Michael Ruck, a parishioner at the Basilica from Hunt Valley, called the Mass “a real indication of how the Catholic Church supports these issues of religious freedom,” and said he was happy Baltimore was the site of the campaign’s launch.
“The fact it is right here in Baltimore, America’s first cathedral, a symbol of religious freedom, is just so appropriate,” he said.
According to recent polling by the Public Religion Research Institute, a nonpartisan, nonprofit organization that researches religious values in public life, about 57 percent of American Catholics do not feel their religious freedom is being threatened, and 65 percent believe publicly held corporations should be held to the mandates of the Obama administration’s health reform law.
Protesters outside the Basilica said they wanted to show that opposition to the church hierarchy exists.
“I just think they are wasting their energies and resources on an issue that does not really speak to the issues in people’s lives,” said Nancy Assero, a Baltimore resident and parishioner of St. Francis of Assisi parish in the city’s Mayfield neighborhood. “I could walk into any church in the country, and I would bet my [retirement plan] that 90 percent of the women there have practiced contraception.”
Salt, of Catholics United, said his group is made up of Democrats and Republicans, and skews toward younger Catholics but has many older members as well.

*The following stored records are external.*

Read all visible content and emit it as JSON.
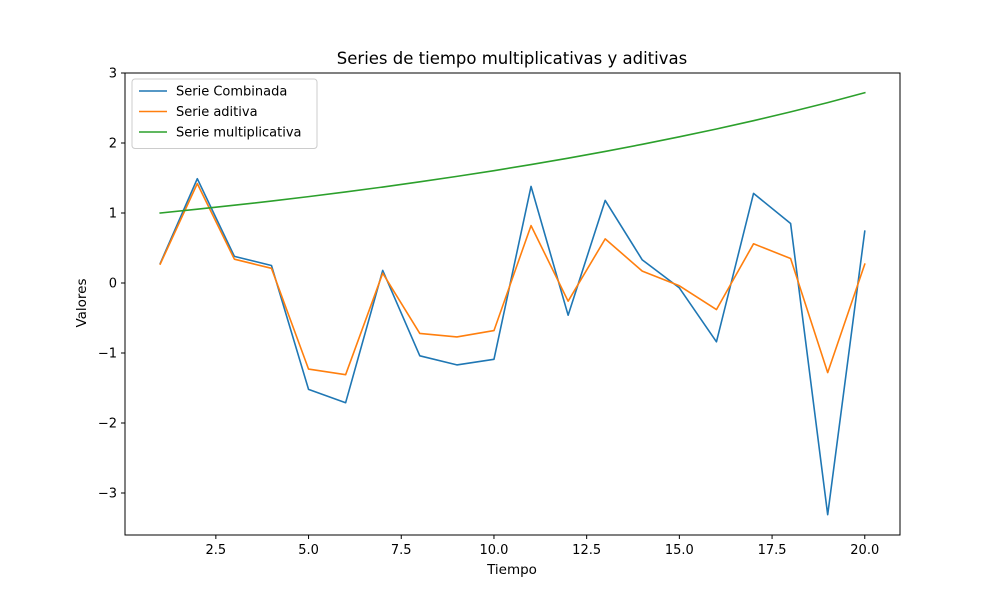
{
  "chart_data": {
    "type": "line",
    "title": "Series de tiempo multiplicativas y aditivas",
    "xlabel": "Tiempo",
    "ylabel": "Valores",
    "xlim": [
      0.05,
      20.95
    ],
    "ylim": [
      -3.6,
      3.0
    ],
    "x_ticks": [
      2.5,
      5.0,
      7.5,
      10.0,
      12.5,
      15.0,
      17.5,
      20.0
    ],
    "x_tick_labels": [
      "2.5",
      "5.0",
      "7.5",
      "10.0",
      "12.5",
      "15.0",
      "17.5",
      "20.0"
    ],
    "y_ticks": [
      -3,
      -2,
      -1,
      0,
      1,
      2,
      3
    ],
    "y_tick_labels": [
      "−3",
      "−2",
      "−1",
      "0",
      "1",
      "2",
      "3"
    ],
    "grid": false,
    "legend_position": "top-left",
    "x": [
      1,
      2,
      3,
      4,
      5,
      6,
      7,
      8,
      9,
      10,
      11,
      12,
      13,
      14,
      15,
      16,
      17,
      18,
      19,
      20
    ],
    "series": [
      {
        "name": "Serie Combinada",
        "color": "#1f77b4",
        "values": [
          0.28,
          1.49,
          0.38,
          0.25,
          -1.52,
          -1.71,
          0.18,
          -1.04,
          -1.17,
          -1.09,
          1.38,
          -0.46,
          1.18,
          0.33,
          -0.07,
          -0.84,
          1.28,
          0.85,
          -3.31,
          0.74
        ]
      },
      {
        "name": "Serie aditiva",
        "color": "#ff7f0e",
        "values": [
          0.27,
          1.42,
          0.34,
          0.21,
          -1.23,
          -1.31,
          0.14,
          -0.72,
          -0.77,
          -0.68,
          0.82,
          -0.26,
          0.63,
          0.17,
          -0.04,
          -0.38,
          0.56,
          0.35,
          -1.28,
          0.27
        ]
      },
      {
        "name": "Serie multiplicativa",
        "color": "#2ca02c",
        "values": [
          1.0,
          1.054,
          1.111,
          1.171,
          1.234,
          1.301,
          1.371,
          1.445,
          1.523,
          1.605,
          1.692,
          1.783,
          1.879,
          1.981,
          2.088,
          2.2,
          2.319,
          2.445,
          2.577,
          2.718
        ]
      }
    ]
  }
}
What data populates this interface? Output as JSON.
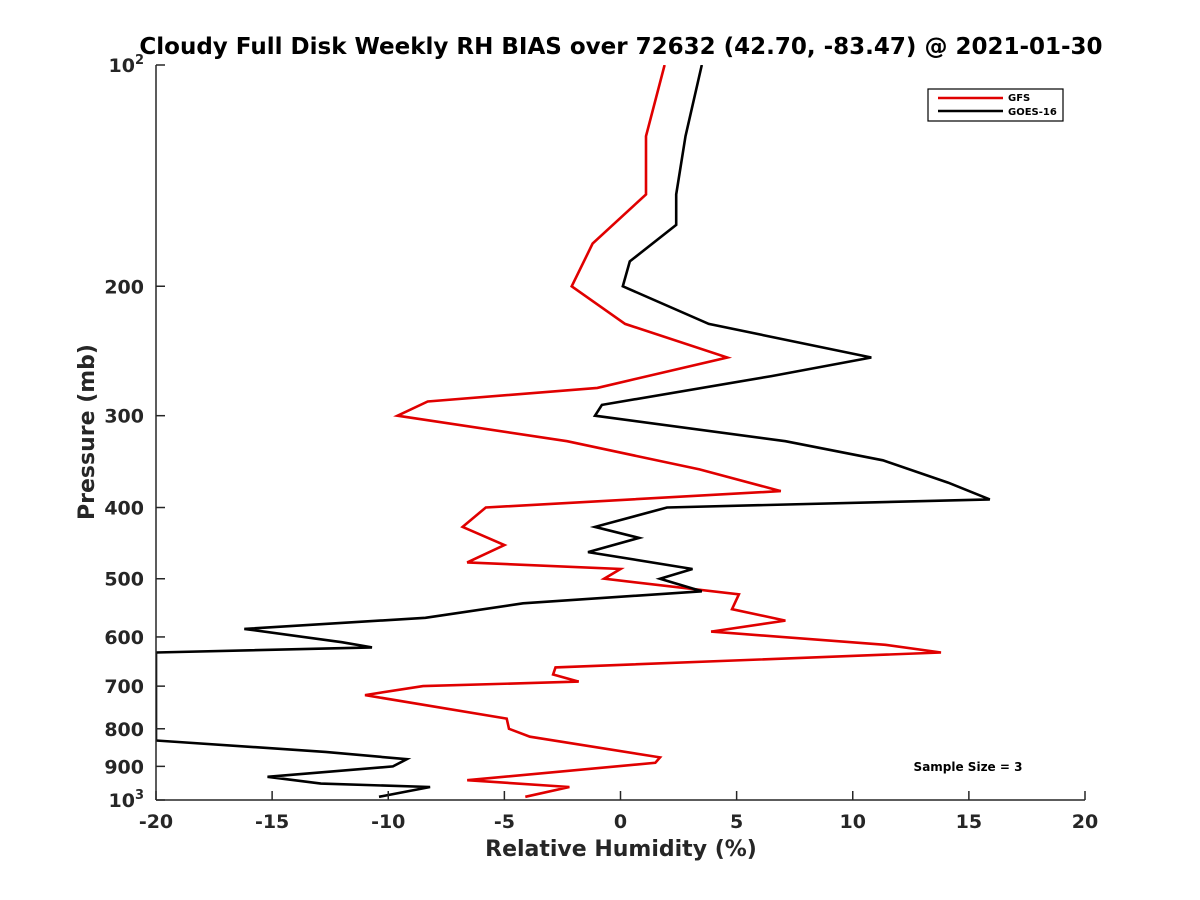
{
  "chart_data": {
    "type": "line",
    "title": "Cloudy Full Disk Weekly RH BIAS over 72632 (42.70, -83.47) @ 2021-01-30",
    "xlabel": "Relative Humidity (%)",
    "ylabel": "Pressure (mb)",
    "xlim": [
      -20,
      20
    ],
    "ylim": [
      100,
      1000
    ],
    "yscale": "log",
    "y_reversed": true,
    "grid": false,
    "legend_position": "top-right",
    "x_ticks": [
      {
        "value": -20,
        "label": "-20"
      },
      {
        "value": -15,
        "label": "-15"
      },
      {
        "value": -10,
        "label": "-10"
      },
      {
        "value": -5,
        "label": "-5"
      },
      {
        "value": 0,
        "label": "0"
      },
      {
        "value": 5,
        "label": "5"
      },
      {
        "value": 10,
        "label": "10"
      },
      {
        "value": 15,
        "label": "15"
      },
      {
        "value": 20,
        "label": "20"
      }
    ],
    "y_ticks": [
      {
        "value": 100,
        "base": "10",
        "exp": "2"
      },
      {
        "value": 200,
        "base": "200",
        "exp": ""
      },
      {
        "value": 300,
        "base": "300",
        "exp": ""
      },
      {
        "value": 400,
        "base": "400",
        "exp": ""
      },
      {
        "value": 500,
        "base": "500",
        "exp": ""
      },
      {
        "value": 600,
        "base": "600",
        "exp": ""
      },
      {
        "value": 700,
        "base": "700",
        "exp": ""
      },
      {
        "value": 800,
        "base": "800",
        "exp": ""
      },
      {
        "value": 900,
        "base": "900",
        "exp": ""
      },
      {
        "value": 1000,
        "base": "10",
        "exp": "3"
      }
    ],
    "series": [
      {
        "name": "GFS",
        "color": "#e00000",
        "points": [
          [
            1.9,
            100
          ],
          [
            1.1,
            125
          ],
          [
            1.1,
            150
          ],
          [
            -1.2,
            175
          ],
          [
            -2.1,
            200
          ],
          [
            0.2,
            225
          ],
          [
            4.6,
            250
          ],
          [
            -1.0,
            275
          ],
          [
            -8.3,
            287
          ],
          [
            -9.6,
            300
          ],
          [
            -2.3,
            325
          ],
          [
            3.4,
            355
          ],
          [
            6.9,
            380
          ],
          [
            -5.8,
            400
          ],
          [
            -6.8,
            425
          ],
          [
            -5.0,
            450
          ],
          [
            -6.6,
            475
          ],
          [
            0.0,
            485
          ],
          [
            -0.7,
            500
          ],
          [
            5.1,
            525
          ],
          [
            4.8,
            550
          ],
          [
            7.1,
            570
          ],
          [
            3.9,
            590
          ],
          [
            11.4,
            615
          ],
          [
            13.8,
            630
          ],
          [
            -2.8,
            660
          ],
          [
            -2.9,
            675
          ],
          [
            -1.8,
            690
          ],
          [
            -8.5,
            700
          ],
          [
            -11.0,
            720
          ],
          [
            -4.9,
            775
          ],
          [
            -4.8,
            800
          ],
          [
            -3.9,
            820
          ],
          [
            1.7,
            875
          ],
          [
            1.5,
            890
          ],
          [
            -6.6,
            940
          ],
          [
            -2.2,
            960
          ],
          [
            -4.1,
            990
          ]
        ]
      },
      {
        "name": "GOES-16",
        "color": "#000000",
        "points": [
          [
            3.5,
            100
          ],
          [
            2.8,
            125
          ],
          [
            2.4,
            150
          ],
          [
            2.4,
            165
          ],
          [
            0.4,
            185
          ],
          [
            0.1,
            200
          ],
          [
            3.8,
            225
          ],
          [
            10.8,
            250
          ],
          [
            6.5,
            265
          ],
          [
            -0.8,
            290
          ],
          [
            -1.1,
            300
          ],
          [
            7.1,
            325
          ],
          [
            11.3,
            345
          ],
          [
            14.1,
            370
          ],
          [
            15.9,
            390
          ],
          [
            2.0,
            400
          ],
          [
            -1.1,
            425
          ],
          [
            0.8,
            440
          ],
          [
            -1.4,
            460
          ],
          [
            3.1,
            485
          ],
          [
            1.7,
            500
          ],
          [
            3.5,
            520
          ],
          [
            -4.2,
            540
          ],
          [
            -8.4,
            565
          ],
          [
            -16.2,
            585
          ],
          [
            -12.0,
            610
          ],
          [
            -10.7,
            620
          ],
          [
            -20.0,
            630
          ],
          [
            -20.0,
            830
          ],
          [
            -12.7,
            860
          ],
          [
            -9.2,
            880
          ],
          [
            -9.8,
            900
          ],
          [
            -15.2,
            930
          ],
          [
            -12.9,
            950
          ],
          [
            -8.2,
            960
          ],
          [
            -10.4,
            990
          ]
        ]
      }
    ],
    "annotation": "Sample Size = 3"
  }
}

The group wants to see Catholic bishops focus on “justice and the common good,” issues that “most American Catholics are talking about at the dinner table.”
The bishops’ decision to focus on “sexual politics” shows “just how out of touch they are with most American Catholics,” Salt said.
“This is embarrassing,” he said of the bishops’ campaign. “We want the leadership of the church to focus on what matters, not on these manufactured controversies.”
Phil Attey, executive director of the group Catholics for Equality, which supports equality for lesbian, gay, bisexual and transgender people in the Catholic Church, said the bishops’ initiative is “election-year posturing.”
“We need pastors, not politicians,” he said. “Their political antics are hurting the church.”
The “Fortnight for Freedom” campaign continues through July 4, when a closing liturgy will be celebrated by Cardinal Donald Wuerl at the Basilica of the National Shrine of the Immaculate Conception in Washington.